Электронная книга - «La reine du printemps [The Queen of Springtime - fr]». Краткое содержание книги:

Pendant plus de sept cent mille ans, le Peuple avait vécu dans une caverne profonde, un Nid. Au dehors, la Terre avait été bombardée tout ce temps par une pluie de comètes et d’astéroïdes : un phénomène qui se reproduit sur Terre tous les vingt-six millions d’années et qui est responsable de l’extermination en masse d’espèces, comme jadis les dinosaures.

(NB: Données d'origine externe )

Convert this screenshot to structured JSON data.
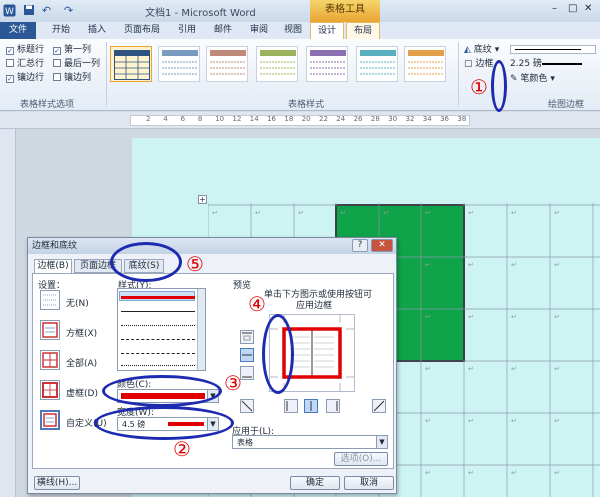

Mais le Peuple avait survécu, grâce à la prévoyance de ceux qui l’avaient précédé : les vrais humains. Et cela avait été un choc pour Hresh, l’enfant curieux devenu homme-mémoire et chef de sa tribu, de découvrir que le Peuple n’était pas humain, tout au plus les descendants améliorés de singes disparus. Mais le Peuple représentait désormais l’humanité sur Terre et il lui fallait redécouvrir l’héritage que les grandes races avaient laissé, et trouver sa propre voie. A peine l’avait-il entrepris qu’il se heurtait à l’expansionnisme d’une autre espèce qui avait, elle aussi, franchi le Long Hiver, les hijks, une espèce intelligente, constituée sur le mode de la fourmilière, et qui proposait à tous les peuples l’adoration de sa reine, la Reine du Printemps.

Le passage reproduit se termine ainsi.